L’ÉCHELLE DE JACOB (1990)

Le réalisateur de Flashdance, 9 semaines 1/2 et Liaison fatale signe l’un des films les plus terrifiants de tous les temps…

JACOB’S LADDER

 

1990 – USA

 

Réalisé par Adrian Lyne

 

Avec Tim Robbins, Elizabeth Peña, Danny Aiello, Matt Craven, Eriq La Salle, Ving Rhames, Makaulay Culkin

 

THEMA MORT

L’idée de L’Échelle de Jacob trotte dans la tête du scénariste Bruce Joel Rubin depuis les années 70, mais visiblement aucun producteur ne s’intéresse à cette relecture modernisée et macabre d’un des épisodes de la Genèse. Entretemps, Rubin (qui semble vouer une véritable obsession à la mort et à l’au-delà) écrit les scénarios à succès de Brainstorm, L’Amie mortelle et surtout Ghost. Désormais dans la ligne de mire des studios hollywoodiens, l’auteur ressort son script et finit par attirer du monde. Le réalisateur Adrian Lyne tombe aussitôt sous le charme (si l’on peut dire) de ce récit éprouvant et refuse aussitôt de mettre en scène Le Bûcher des vanités (qui atterrira finalement entre les mains de Brian de Palma) pour diriger L’Échelle de Jacob. Voilà qui peut surprendre de la part de l’homme qui signa des films aussi universels que Ça plane les filles, Flashdance, 9 semaines ½ ou Liaison fatale, même si ce dernier laissait déjà entrevoir une noirceur jusqu’alors insoupçonnée dans l’univers du cinéaste. Lyne travaille donc en étroite collaboration avec Rubin pour réécrire l’histoire et notamment l’alléger de ses références bibliques trop marquées. Dans le rôle principal, Tom Hanks est le premier choix du réalisateur, mais l’acteur préfère – via un jeu de chaises musicales qui ne manque pas d’ironie – jouer dans Le Bûcher des vanités ! C’est là qu’entre en scène Tim Robbins, heureux de pouvoir changer de registre après les nombreuses comédies où il promena sa silhouette.

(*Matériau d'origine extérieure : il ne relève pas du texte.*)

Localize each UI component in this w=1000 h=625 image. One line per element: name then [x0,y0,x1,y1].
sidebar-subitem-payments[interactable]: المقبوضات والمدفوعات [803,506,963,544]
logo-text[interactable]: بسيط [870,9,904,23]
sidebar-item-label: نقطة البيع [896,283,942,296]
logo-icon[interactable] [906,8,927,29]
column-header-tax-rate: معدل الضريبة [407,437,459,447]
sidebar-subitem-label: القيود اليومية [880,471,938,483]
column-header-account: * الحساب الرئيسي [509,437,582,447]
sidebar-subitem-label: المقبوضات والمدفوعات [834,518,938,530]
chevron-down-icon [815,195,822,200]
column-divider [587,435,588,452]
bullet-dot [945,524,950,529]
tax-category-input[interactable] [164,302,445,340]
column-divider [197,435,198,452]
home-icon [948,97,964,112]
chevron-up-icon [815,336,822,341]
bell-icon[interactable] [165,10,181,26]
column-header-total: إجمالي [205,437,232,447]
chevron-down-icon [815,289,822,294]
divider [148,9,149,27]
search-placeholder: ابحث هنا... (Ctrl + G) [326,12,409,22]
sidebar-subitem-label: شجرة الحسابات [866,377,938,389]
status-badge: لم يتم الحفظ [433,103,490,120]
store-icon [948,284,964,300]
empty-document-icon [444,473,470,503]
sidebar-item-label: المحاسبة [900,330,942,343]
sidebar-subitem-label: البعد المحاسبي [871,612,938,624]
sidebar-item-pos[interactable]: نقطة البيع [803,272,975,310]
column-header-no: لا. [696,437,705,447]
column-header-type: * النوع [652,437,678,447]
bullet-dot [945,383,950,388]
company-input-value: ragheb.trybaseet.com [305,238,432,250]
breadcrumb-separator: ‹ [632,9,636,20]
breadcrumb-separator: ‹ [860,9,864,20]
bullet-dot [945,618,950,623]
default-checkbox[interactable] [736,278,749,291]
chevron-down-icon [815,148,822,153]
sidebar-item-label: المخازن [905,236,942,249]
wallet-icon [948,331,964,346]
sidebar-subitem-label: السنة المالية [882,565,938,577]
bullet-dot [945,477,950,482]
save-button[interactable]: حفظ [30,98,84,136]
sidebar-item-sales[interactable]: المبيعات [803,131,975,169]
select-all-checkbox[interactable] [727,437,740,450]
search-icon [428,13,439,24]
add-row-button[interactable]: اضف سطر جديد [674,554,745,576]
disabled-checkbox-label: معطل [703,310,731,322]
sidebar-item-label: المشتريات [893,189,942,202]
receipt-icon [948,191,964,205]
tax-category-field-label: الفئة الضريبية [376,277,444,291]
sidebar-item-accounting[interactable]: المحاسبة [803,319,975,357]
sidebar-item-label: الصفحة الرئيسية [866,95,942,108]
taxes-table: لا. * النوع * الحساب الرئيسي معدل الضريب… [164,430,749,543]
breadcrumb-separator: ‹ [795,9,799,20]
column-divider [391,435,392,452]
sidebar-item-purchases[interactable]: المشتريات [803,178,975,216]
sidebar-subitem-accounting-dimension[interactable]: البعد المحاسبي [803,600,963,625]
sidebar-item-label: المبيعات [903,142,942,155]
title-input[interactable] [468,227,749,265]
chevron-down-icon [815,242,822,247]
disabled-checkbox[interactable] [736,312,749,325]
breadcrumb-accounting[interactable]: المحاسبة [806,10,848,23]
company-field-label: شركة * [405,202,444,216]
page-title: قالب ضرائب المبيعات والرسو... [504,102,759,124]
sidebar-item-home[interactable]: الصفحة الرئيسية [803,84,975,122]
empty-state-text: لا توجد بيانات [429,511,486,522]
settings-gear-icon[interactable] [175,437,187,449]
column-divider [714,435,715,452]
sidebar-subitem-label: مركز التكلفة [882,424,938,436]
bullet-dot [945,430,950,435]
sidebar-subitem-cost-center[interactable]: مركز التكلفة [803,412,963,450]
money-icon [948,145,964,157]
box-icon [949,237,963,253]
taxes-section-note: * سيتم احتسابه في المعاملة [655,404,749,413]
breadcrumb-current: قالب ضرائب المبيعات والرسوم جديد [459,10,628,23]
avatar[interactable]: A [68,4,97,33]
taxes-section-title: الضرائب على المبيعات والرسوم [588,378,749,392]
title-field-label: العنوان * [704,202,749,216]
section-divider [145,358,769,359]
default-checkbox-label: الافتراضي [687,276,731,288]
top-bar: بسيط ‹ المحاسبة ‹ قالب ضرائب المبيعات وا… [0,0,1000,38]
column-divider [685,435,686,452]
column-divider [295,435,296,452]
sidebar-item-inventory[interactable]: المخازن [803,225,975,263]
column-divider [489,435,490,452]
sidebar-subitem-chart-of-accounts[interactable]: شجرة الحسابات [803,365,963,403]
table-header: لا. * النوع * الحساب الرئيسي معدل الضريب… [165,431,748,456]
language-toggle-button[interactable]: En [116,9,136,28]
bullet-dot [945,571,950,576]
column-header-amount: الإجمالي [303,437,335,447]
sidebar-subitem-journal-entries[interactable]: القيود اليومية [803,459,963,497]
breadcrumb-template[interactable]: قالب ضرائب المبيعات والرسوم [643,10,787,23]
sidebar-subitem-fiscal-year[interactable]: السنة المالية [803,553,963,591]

Robbins entre dans la peau de Jacob Singer, un vétéran de la guerre du Vietnam rapatrié aux États-Unis après une blessure. Depuis son retour au pays, il est obsédé par les images de ce conflit qui hantent son esprit. Mais il y a bien pire. Désormais, il se sent pourchassé par des démons sans visage qui surgissent partout dans son quotidien et sent autour de lui des forces hostiles qui cherchent à le tuer. Contacté par ses anciens camarades de guerre, Jacob découvre des preuves que l’armée a secrètement expérimenté sur leur unité un hallucinogène qui développe des pulsions homicides. Les terrifiantes illusions dont il est victime s’expliqueraient-elles par la prise de cette drogue ? Tandis qu’il se perd en conjectures, sa capacité à faire le tri entre la réalité palpable et les visions infernales est de plus en plus amoindrie et sa vie finit par se muer en affreux cauchemar dont il ne voit aucune issue…

Les paliers de l’horreur

Le scénario à tiroirs de L’Échelle de Jacob, entrelaçant flash-backs, flash-forwards, rêves et hallucinations, propose à priori plusieurs interprétations. Mais l’imagination du spectateur ne vagabonde pas au hasard, car le nombre possible d’explications est limité et chacune d’entre elles fonctionne selon sa propre logique. Le plan final, cependant, n’en laisse subsister qu’une, remettant en cause tout ce que nous venons de vivre avec l’infortuné protagoniste de cet épouvantable parcours du combattant. En se laissant inspirer par de nombreux peintres aux styles variés tels que William Blake, H.R. Giger ou Francis Bacon, mais aussi par les photographes Diane Arbus et Joel-Peter Witkin, Adrian Lyne parvient à bâtir un climat de tension et de terreur d’une intensité rarement atteinte au cinéma. Une peur sourde et indicible s’empare bien souvent du spectateur, s’identifiant parfaitement aux tourments de Jacob. Les visions d’épouvante sont d’autant plus puissantes qu’elles sont furtives, atypiques, à la fois tangibles et surréalistes, soutenues par une bande son en dents de scie signée Maurice Jarre. Mixant un thème au piano minimaliste avec des nappes synthétiques, des percussions ethniques et des sonorités inquiétantes, la partition du compositeur de Lawrence d’Arabie accompagne pas à pas l’univers trouble du film de Lyne. Longtemps après son générique de fin, L’Échelle de Jacob continue à hanter les spectateurs, dont les nerfs et la sensibilité furent rarement soumis à si rude épreuve. Ce classique de l’horreur psychologique ne remporta pas le succès escompté lors de sa sortie mais gagna peu à peu ses galons mérités d’œuvre culte.